HBO confirms Euphoria will close with season 3 as Sam Levinson delivers ‘honest ending’
- By Zaeem Basir -
- Jun 01, 2026

After seven years, 26 episodes, and a cultural footprint few teen dramas have matched, HBO’s Euphoria is officially ending.
Creator Sam Levinson has confirmed that the current third season — which premiered April 7, 2026 — will be the show’s last, closing the book on Rue, Cassie, Maddy, and the rest of East Highland’s fractured circle.
‘This Feels Like the End’: Why Season 3 Is the Finale
Levinson broke the news on Popcast, The New York Times’ music podcast, just hours after the Season 3 finale, titled In God We Trust, aired on May 31, 2026. “In terms of the story that we set out to tell, a story about addiction and its consequences, this feels like the end to me,” he said.
The decision doesn’t come as a shock. Levinson told Variety he writes “every season like it’s the last” and had “no plans” for Season 4. Lead star Zendaya echoed that sentiment for months, telling The Drew Barrymore Show in April: “I think so, yeah… That closure is coming”.
HBO’s head of drama Francesca Orsi also hinted viewers would be “very satisfied” with how Season 3 wraps each character’s narrative.
A Five-Year Time Jump Into Darker Territory
Season 3 picked up five years after Season 2, trading high-school hallways for adult reckonings. The jump allowed Levinson to push characters into “darker, more complex territory”:
Rue (Zendaya) became an indentured servant to drug dealer Laurie and crime kingpin Alamo Brown, repaying debts in Mexico.
Cassie (Sydney Sweeney) and Nate (Jacob Elordi) navigated suburban married life and crippling debt, with Cassie turning to adult content creation.
Jules (Hunter Schafer) left art school to become a full-time sugar baby.
Maddy (Alexa Demie) landed at a Hollywood talent agency, while Lexi (Maude Apatow) assisted a showrunner played by Sharon Stone.
The season didn’t shy from controversy. Storylines involving strip clubs, sugar babies, and OnlyFans sparked backlash, with one much-criticized arc showing Cassie dressed as a baby and a dog for online content.

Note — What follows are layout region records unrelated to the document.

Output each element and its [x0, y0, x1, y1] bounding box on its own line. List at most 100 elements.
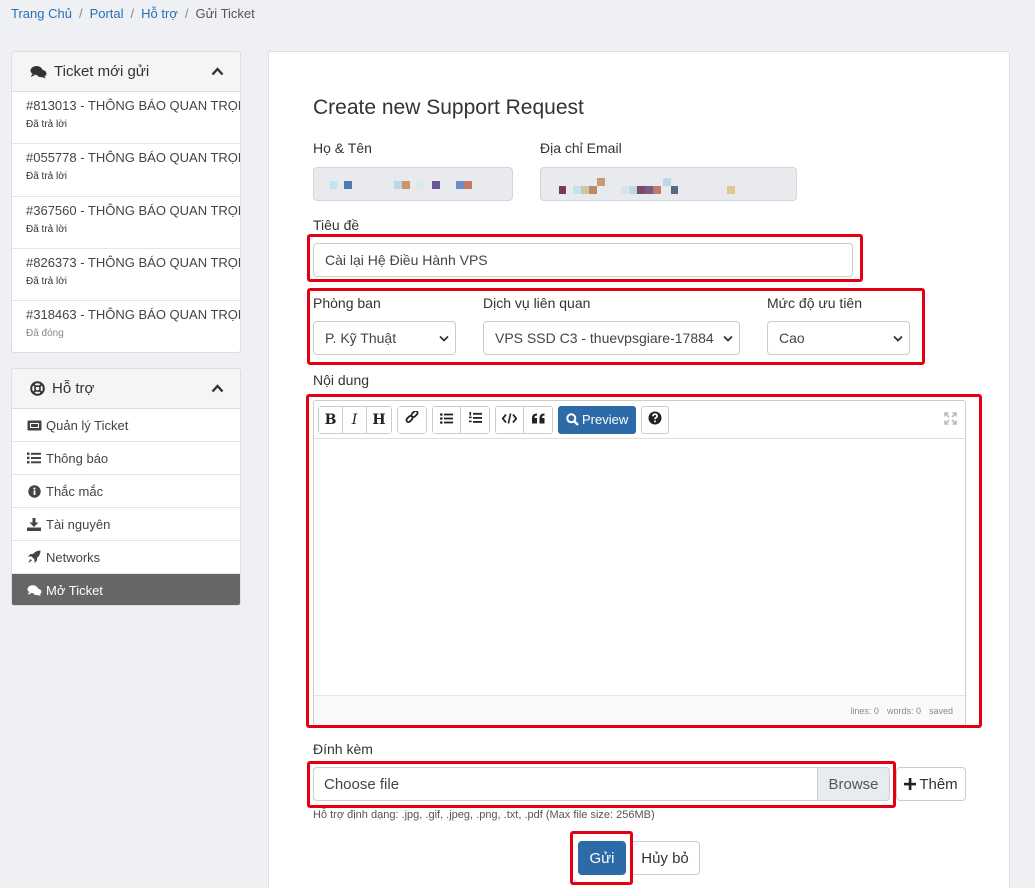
lifebuoy-icon: [30, 381, 45, 396]
cancel-button[interactable]: Hủy bỏ: [630, 841, 700, 875]
comments-icon: [26, 584, 42, 597]
italic-button[interactable]: I: [343, 406, 367, 433]
markdown-editor: B I H Preview lines: 0 words: 0 saved: [313, 400, 966, 726]
ticket-status: Đã trả lời: [26, 171, 68, 183]
service-label: Dịch vụ liên quan: [483, 295, 591, 311]
subject-input[interactable]: Cài lại Hệ Điều Hành VPS: [313, 243, 853, 277]
help-button[interactable]: [641, 405, 670, 434]
nav-item-open-ticket[interactable]: Mở Ticket: [12, 574, 240, 605]
list-icon: [26, 452, 42, 464]
comments-icon: [30, 65, 47, 79]
ticket-status: Đã trả lời: [26, 275, 68, 287]
ticket-icon: [26, 420, 42, 431]
file-placeholder: Choose file: [324, 775, 400, 793]
numbered-list-button[interactable]: [461, 406, 489, 433]
chevron-up-icon[interactable]: [211, 67, 224, 76]
subject-value: Cài lại Hệ Điều Hành VPS: [325, 252, 488, 268]
attachment-label: Đính kèm: [313, 741, 373, 757]
breadcrumb-home[interactable]: Trang Chủ: [11, 6, 72, 21]
submit-button[interactable]: Gửi: [578, 841, 626, 875]
chevron-down-icon: [433, 335, 455, 342]
breadcrumb: Trang Chủ / Portal / Hỗ trợ / Gửi Ticket: [11, 6, 255, 21]
rocket-icon: [26, 550, 42, 564]
preview-button[interactable]: Preview: [558, 405, 637, 434]
ticket-item[interactable]: #367560 - THÔNG BÁO QUAN TRỌNG: N Đã trả …: [12, 197, 240, 249]
numbered-list-icon: [468, 411, 482, 428]
name-label: Họ & Tên: [313, 140, 372, 156]
nav-label: Networks: [46, 549, 101, 565]
words-count: words: 0: [886, 705, 921, 716]
ticket-title[interactable]: #055778 - THÔNG BÁO QUAN TRỌNG: N: [26, 150, 240, 165]
code-button[interactable]: [496, 406, 524, 433]
chevron-down-icon: [887, 335, 909, 342]
download-icon: [26, 517, 42, 531]
ticket-title[interactable]: #813013 - THÔNG BÁO QUAN TRỌNG: N: [26, 98, 240, 113]
code-icon: [501, 412, 518, 428]
name-field[interactable]: [313, 167, 513, 201]
save-status: saved: [928, 705, 953, 716]
panel-title: Ticket mới gửi: [54, 63, 150, 80]
department-select[interactable]: P. Kỹ Thuật: [313, 321, 456, 355]
nav-item-manage-ticket[interactable]: Quản lý Ticket: [12, 409, 240, 442]
ticket-status: Đã trả lời: [26, 223, 68, 235]
nav-item-networks[interactable]: Networks: [12, 541, 240, 574]
nav-item-downloads[interactable]: Tài nguyên: [12, 508, 240, 541]
editor-toolbar: B I H Preview: [314, 401, 965, 439]
nav-label: Quản lý Ticket: [46, 417, 129, 433]
nav-label: Thông báo: [46, 450, 109, 466]
lines-count: lines: 0: [850, 705, 879, 716]
quote-icon: [531, 412, 545, 428]
link-icon: [405, 409, 419, 429]
nav-item-faq[interactable]: Thắc mắc: [12, 475, 240, 508]
breadcrumb-support[interactable]: Hỗ trợ: [141, 6, 178, 21]
support-header[interactable]: Hỗ trợ: [12, 369, 240, 409]
email-field[interactable]: [540, 167, 797, 201]
service-select[interactable]: VPS SSD C3 - thuevpsgiare-17884: [483, 321, 740, 355]
editor-statusbar: lines: 0 words: 0 saved: [314, 695, 965, 725]
support-request-form: Create new Support Request Họ & Tên Địa …: [268, 51, 1010, 888]
quote-button[interactable]: [524, 406, 552, 433]
question-circle-icon: [648, 411, 662, 428]
ticket-title[interactable]: #367560 - THÔNG BÁO QUAN TRỌNG: N: [26, 203, 240, 218]
ticket-status: Đã đóng: [26, 328, 64, 340]
ticket-title[interactable]: #826373 - THÔNG BÁO QUAN TRỌNG: N: [26, 255, 240, 270]
info-icon: [26, 484, 42, 498]
recent-tickets-panel: Ticket mới gửi #813013 - THÔNG BÁO QUAN …: [11, 51, 241, 353]
nav-label: Mở Ticket: [46, 583, 103, 598]
nav-item-announcements[interactable]: Thông báo: [12, 442, 240, 475]
chevron-down-icon: [717, 335, 739, 342]
support-panel: Hỗ trợ Quản lý Ticket Thông báo Thắc mắc…: [11, 368, 241, 606]
ticket-title[interactable]: #318463 - THÔNG BÁO QUAN TRỌNG: N: [26, 307, 240, 322]
department-label: Phòng ban: [313, 295, 381, 311]
priority-label: Mức độ ưu tiên: [767, 295, 863, 311]
browse-button[interactable]: Browse: [817, 768, 889, 800]
priority-select[interactable]: Cao: [767, 321, 910, 355]
ticket-item[interactable]: #826373 - THÔNG BÁO QUAN TRỌNG: N Đã trả …: [12, 249, 240, 302]
ticket-item[interactable]: #055778 - THÔNG BÁO QUAN TRỌNG: N Đã trả …: [12, 144, 240, 197]
plus-icon: [904, 778, 917, 790]
bold-button[interactable]: B: [319, 406, 343, 433]
file-input[interactable]: Choose file Browse: [313, 767, 890, 801]
breadcrumb-portal[interactable]: Portal: [90, 6, 124, 21]
fullscreen-icon[interactable]: [944, 412, 957, 425]
nav-label: Thắc mắc: [46, 483, 104, 499]
file-format-hint: Hỗ trợ định dạng: .jpg, .gif, .jpeg, .pn…: [313, 809, 655, 821]
page-title: Create new Support Request: [313, 96, 584, 119]
breadcrumb-current: Gửi Ticket: [195, 6, 255, 21]
ticket-item[interactable]: #813013 - THÔNG BÁO QUAN TRỌNG: N Đã trả …: [12, 92, 240, 145]
heading-button[interactable]: H: [367, 406, 391, 433]
subject-label: Tiêu đề: [313, 217, 360, 233]
bullet-list-icon: [440, 412, 453, 428]
content-label: Nội dung: [313, 372, 370, 388]
link-button[interactable]: [398, 406, 426, 433]
search-icon: [566, 413, 579, 426]
panel-title: Hỗ trợ: [52, 380, 95, 397]
ticket-item[interactable]: #318463 - THÔNG BÁO QUAN TRỌNG: N Đã đóng: [12, 301, 240, 352]
bullet-list-button[interactable]: [433, 406, 461, 433]
ticket-status: Đã trả lời: [26, 119, 68, 130]
email-label: Địa chỉ Email: [540, 140, 622, 156]
nav-label: Tài nguyên: [46, 516, 111, 532]
recent-tickets-header[interactable]: Ticket mới gửi: [12, 52, 240, 92]
add-attachment-button[interactable]: Thêm: [896, 767, 966, 801]
chevron-up-icon[interactable]: [211, 384, 224, 393]
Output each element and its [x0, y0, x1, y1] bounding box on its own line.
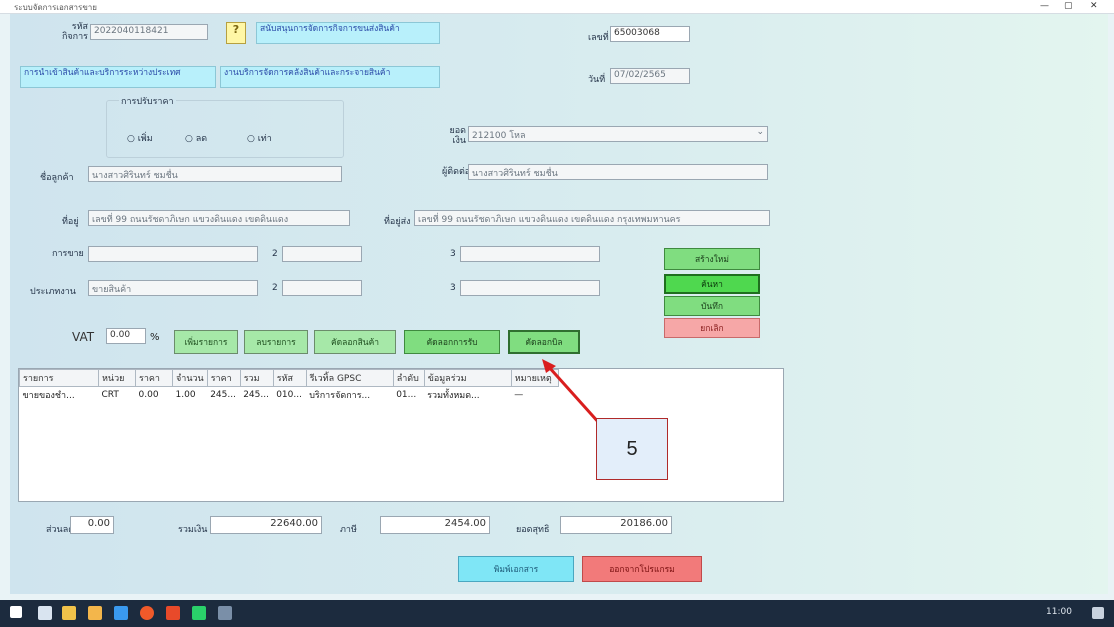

The Deaths That Sealed the Ending
The finale delivered the blow many feared: both Rue and Nate were killed off. Levinson explained the choice as narrative honesty. “It just felt like the honest ending,” he said in a behind-the-scenes featurette. “The honest ending is people like Rue don’t make it”.
He added that fentanyl’s influx into the U.S. makes survival less likely for addicts today: “I can say with absolute certainty that if I was going through what I went through when I was younger now, I wouldn’t be here either”.
Could It Ever Return?
For now, the answer is no. “There will not be a fourth season,” HBO confirmed after the finale. While Episode 8 was billed as a season finale rather than a series finale, both Levinson and Zendaya have pointed to this as the end.
HBO chairman Casey Bloys told Deadline in January that conversations about the show’s future would happen only after Season 3, but deferred to Levinson: “It certainly seems that way, but… we will defer to the showrunners”.
Levinson isn’t ruling out future inspiration entirely: “If inspiration strikes and I have an idea, then I’ll talk to HBO,” he said in April. But his priority was clear: “I want to finish this as strong as I can… I just want to deliver a slam dunk season”.
Rue’s Legacy
For Zendaya, playing Rue “cracked my heart open”. “Rue taught me so much about empathy and about redemption,” she told Drew Barrymore. Nika King, who played Rue’s mother Leslie, added: “Being a child of an addict… I always want the happy ending. And sometimes, it works out that way and sometimes, it doesn’t”.
With its raw take on addiction, identity, and trauma, Euphoria redefined teen drama. Now, after a seven-year run that mirrored its characters’ own chaos and growth, the series exits on its own terms — unflinching, divisive, and, as Levinson intended, honest.